No último ENDIPE realizado em 2018, Candau (2018) apresentou questões consideradas fundamentais no
processo de ressignificação da Didática, entre elas a possibilidade de explorar o potencial das mídias digitais
para facilitar processos de ensino-aprendizagem ativos e reflexivos. Se fora da escola as crianças e
adolescentes estão interagindo com as mídias não como tecnologias, mas como formas culturais, os
educadores precisam fornecer aos alunos meios de compreendê-las (BUCKINGHAM, 2010). Nesse
sentido, busca-se dar subsídios para o estreitamento entre os campos da Didática e da Mídia-educação a
partir de uma compilação dos principais modelos conceituais para o letramento midiático propostos por
autores de referência. Os novos letramentos exigem novas práticas e habilidades de leitura e escrita para se
atribuir sentido, selecionar e avaliar o que se vê nas telas, incluindo textos, imagens, sons, hipertextos, etc. e
também para se produzir conteúdo através dessas múltiplas linguagens (SOARES, 2002). Assim, ser letrado
seria participar desse conjunto de práticas sociais nos quais os sentidos dos conteúdos codificados
culturalmente através das mídias são gerados, disputados, negociados e transformados (BUZATO, 2010).
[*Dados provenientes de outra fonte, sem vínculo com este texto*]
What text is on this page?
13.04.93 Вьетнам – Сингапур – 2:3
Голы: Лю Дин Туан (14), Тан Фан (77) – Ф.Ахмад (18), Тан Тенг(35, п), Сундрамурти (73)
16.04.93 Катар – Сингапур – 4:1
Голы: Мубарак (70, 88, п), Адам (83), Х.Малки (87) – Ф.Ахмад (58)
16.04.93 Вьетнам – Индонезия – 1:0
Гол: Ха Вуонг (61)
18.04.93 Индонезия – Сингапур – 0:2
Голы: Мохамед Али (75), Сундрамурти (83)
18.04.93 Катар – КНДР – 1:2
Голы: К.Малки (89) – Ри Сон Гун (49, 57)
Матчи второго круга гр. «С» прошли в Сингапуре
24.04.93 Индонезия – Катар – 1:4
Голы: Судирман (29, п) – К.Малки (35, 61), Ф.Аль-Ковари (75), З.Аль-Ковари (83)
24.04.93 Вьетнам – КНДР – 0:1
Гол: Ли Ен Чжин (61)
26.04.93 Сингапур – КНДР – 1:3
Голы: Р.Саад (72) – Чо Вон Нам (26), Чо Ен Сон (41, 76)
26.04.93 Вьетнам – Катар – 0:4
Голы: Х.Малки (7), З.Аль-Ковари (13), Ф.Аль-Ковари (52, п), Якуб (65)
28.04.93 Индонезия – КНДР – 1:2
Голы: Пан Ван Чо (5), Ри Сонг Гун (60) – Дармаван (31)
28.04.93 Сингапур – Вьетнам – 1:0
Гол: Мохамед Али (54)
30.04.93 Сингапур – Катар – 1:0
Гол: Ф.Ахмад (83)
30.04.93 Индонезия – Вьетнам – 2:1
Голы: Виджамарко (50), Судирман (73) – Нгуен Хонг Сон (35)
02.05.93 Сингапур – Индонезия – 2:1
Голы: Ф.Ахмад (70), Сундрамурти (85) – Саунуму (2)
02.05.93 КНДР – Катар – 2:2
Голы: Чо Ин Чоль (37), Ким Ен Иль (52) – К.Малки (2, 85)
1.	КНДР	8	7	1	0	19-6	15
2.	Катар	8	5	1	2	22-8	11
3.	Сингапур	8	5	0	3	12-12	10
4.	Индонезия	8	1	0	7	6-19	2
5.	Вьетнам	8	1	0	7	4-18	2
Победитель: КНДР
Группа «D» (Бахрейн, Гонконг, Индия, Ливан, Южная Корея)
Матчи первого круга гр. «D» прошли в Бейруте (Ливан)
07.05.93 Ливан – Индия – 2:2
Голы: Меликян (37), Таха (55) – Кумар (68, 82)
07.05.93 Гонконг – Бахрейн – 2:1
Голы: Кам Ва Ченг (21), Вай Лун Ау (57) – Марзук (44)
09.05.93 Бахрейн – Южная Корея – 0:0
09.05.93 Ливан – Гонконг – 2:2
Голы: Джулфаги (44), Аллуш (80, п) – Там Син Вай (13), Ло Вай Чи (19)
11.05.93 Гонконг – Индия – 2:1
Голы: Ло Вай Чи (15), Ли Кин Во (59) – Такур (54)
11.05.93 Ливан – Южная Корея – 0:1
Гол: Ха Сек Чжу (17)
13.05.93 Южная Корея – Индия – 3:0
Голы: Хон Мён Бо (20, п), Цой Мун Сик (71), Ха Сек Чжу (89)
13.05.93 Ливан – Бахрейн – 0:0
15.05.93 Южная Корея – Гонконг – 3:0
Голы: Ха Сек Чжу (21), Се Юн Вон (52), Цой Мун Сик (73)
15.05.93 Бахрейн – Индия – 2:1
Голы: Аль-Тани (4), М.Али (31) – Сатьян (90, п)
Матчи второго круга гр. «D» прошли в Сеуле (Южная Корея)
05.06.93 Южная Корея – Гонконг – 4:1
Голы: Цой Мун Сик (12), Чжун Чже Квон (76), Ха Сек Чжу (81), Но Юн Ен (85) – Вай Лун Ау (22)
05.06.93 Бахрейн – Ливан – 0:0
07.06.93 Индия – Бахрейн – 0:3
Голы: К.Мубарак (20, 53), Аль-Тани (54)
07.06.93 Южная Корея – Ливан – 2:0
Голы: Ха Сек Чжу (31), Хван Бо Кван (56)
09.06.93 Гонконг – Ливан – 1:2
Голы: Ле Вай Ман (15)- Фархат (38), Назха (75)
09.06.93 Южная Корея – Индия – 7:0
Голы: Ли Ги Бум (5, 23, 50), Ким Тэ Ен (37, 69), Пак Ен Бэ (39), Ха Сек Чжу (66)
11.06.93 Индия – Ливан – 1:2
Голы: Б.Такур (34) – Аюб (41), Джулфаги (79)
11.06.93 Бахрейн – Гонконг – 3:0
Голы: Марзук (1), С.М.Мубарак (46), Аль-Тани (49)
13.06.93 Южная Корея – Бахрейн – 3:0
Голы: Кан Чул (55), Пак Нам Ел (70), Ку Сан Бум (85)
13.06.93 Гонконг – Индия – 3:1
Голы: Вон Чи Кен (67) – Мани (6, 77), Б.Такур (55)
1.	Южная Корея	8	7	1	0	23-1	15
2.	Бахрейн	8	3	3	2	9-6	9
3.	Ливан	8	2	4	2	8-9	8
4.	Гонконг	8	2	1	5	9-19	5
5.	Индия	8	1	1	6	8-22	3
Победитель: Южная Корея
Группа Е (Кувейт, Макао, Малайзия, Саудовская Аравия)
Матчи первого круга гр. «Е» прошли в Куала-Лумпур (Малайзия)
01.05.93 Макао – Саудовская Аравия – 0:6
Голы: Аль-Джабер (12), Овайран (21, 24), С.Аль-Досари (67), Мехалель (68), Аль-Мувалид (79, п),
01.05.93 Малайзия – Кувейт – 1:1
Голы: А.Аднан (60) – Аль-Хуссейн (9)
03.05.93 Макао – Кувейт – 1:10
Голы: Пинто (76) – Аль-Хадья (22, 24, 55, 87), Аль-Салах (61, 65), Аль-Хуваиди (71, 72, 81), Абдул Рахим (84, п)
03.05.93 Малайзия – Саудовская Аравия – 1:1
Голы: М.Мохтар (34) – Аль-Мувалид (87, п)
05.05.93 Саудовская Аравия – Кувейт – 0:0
Ao final apresenta-se um quadro sintetizando os modelos conceituais de letramentos midiáticos levantados,
com o intuito de servir como base para a construção, pelos professores, de modelos conceituais próprios de
forma a guiar suas práticas pedagógicas em direção a uma Didática mídia-educativa (MILLIET, [s.d.], no
prelo).
Palavras-chave: letramentos midiáticos; didática; mídia-educação; didática mídia-educativa.